From: robertchen117 on
I have a file, like this:

host1 52233
host2 failed scan
host3 2333

I want to get all these second column is a digital number and biger
than 50000, please let me how to do it.

if I use the following command, it will get "failed" hosts also.
cat host_file | nawk '{if($2 >=50000){print $1, $2}}'

So how to check if the column is a digital number...? Please help me.
From: pk on
robertchen117(a)gmail.com wrote:

> I have a file, like this:
>
> host1 52233
> host2 failed scan
> host3 2333
>
> I want to get all these second column is a digital number and biger
> than 50000, please let me how to do it.
>
> if I use the following command, it will get "failed" hosts also.
> cat host_file | nawk '{if($2 >=50000){print $1, $2}}'
>
> So how to check if the column is a digital number...? Please help me.

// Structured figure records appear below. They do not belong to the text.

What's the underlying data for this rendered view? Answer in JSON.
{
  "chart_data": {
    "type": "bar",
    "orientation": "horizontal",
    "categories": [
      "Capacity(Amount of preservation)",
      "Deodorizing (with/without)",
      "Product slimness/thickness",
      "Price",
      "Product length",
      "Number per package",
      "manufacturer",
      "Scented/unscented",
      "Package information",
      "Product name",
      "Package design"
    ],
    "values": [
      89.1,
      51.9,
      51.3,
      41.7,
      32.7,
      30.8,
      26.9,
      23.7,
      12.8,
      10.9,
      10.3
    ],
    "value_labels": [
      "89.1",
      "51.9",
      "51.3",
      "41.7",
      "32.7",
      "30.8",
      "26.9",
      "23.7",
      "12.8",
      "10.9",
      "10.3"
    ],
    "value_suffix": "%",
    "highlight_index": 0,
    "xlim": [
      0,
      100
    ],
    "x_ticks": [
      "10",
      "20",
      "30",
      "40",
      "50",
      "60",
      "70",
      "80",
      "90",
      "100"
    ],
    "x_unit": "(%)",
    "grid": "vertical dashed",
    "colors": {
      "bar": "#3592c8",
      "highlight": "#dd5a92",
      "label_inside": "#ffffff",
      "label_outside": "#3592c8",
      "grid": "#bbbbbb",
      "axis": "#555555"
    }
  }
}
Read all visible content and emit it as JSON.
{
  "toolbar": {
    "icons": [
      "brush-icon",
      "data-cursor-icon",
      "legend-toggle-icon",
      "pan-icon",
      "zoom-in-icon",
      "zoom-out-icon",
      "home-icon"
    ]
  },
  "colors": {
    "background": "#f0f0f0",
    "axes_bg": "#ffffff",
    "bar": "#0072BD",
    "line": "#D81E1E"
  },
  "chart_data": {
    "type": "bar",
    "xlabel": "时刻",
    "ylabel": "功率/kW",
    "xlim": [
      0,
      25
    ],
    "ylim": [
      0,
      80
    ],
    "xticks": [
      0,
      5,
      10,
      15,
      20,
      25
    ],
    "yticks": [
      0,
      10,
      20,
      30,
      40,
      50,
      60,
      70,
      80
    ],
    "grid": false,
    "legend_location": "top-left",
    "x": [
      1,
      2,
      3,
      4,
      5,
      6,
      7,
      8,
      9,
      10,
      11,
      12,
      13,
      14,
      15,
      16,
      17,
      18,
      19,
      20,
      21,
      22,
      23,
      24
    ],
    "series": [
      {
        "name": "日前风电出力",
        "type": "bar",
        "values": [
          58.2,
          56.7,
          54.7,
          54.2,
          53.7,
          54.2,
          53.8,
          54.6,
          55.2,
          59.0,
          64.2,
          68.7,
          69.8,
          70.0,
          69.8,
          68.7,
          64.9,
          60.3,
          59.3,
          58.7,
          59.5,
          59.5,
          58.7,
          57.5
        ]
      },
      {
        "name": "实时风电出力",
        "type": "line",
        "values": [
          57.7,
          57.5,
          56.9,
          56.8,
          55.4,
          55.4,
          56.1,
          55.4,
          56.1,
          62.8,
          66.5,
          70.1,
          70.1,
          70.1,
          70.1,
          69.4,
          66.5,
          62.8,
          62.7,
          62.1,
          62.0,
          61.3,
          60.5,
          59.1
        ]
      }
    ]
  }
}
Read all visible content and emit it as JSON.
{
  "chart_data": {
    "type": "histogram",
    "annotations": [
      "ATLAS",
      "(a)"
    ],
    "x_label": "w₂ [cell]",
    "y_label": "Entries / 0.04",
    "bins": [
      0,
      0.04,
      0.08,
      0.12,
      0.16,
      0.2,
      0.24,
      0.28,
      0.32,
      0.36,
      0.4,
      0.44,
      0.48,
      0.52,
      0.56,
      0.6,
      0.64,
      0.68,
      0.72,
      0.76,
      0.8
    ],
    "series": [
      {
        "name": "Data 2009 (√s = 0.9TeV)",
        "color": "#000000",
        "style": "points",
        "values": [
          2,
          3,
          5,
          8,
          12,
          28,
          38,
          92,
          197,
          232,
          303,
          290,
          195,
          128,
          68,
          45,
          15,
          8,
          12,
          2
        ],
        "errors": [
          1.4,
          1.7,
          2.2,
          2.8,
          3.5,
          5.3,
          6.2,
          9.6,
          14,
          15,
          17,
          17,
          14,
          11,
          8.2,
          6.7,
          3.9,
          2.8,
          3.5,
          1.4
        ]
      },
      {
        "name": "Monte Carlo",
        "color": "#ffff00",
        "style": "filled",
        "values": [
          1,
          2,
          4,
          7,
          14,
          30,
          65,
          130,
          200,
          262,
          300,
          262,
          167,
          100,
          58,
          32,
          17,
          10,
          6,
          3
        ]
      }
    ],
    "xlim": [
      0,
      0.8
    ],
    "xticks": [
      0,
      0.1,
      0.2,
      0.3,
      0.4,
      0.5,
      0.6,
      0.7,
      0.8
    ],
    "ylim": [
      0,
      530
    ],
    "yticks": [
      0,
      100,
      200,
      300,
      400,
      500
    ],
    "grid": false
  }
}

awk '($2~/[[:digit:]]+/) && ($2 >=50000)' host_file

or

awk '($2!~/failed/) && ($2 >=50000)' host_file

--
All the commands are tested with bash and GNU tools, so they may use
nonstandard features. I try to mention when something is nonstandard (if
I'm aware of that), but I may miss something. Corrections are welcome.
From: pk on
Janis Papanagnou wrote:

> awk '0 + $2 >= 50000 {print $1, $2}' hostfile

This is what I thought at first too, but if the file is

host1 52233
host2 51000failed scan
host3 2333

awk prints the second line too. I guess that's because the standard says
that string->number conversions should behave as in atof().

--
All the commands are tested with bash and GNU tools, so they may use
nonstandard features. I try to mention when something is nonstandard (if
I'm aware of that), but I may miss something. Corrections are welcome.
From: pk on
pk wrote:

> awk '($2~/[[:digit:]]+/) && ($2 >=50000)' host_file

This should actually be

awk '($2~/^[[:digit:]]+$/) && ($2 >=50000)' host_file

--
All the commands are tested with bash and GNU tools, so they may use
nonstandard features. I try to mention when something is nonstandard (if
I'm aware of that), but I may miss something. Corrections are welcome.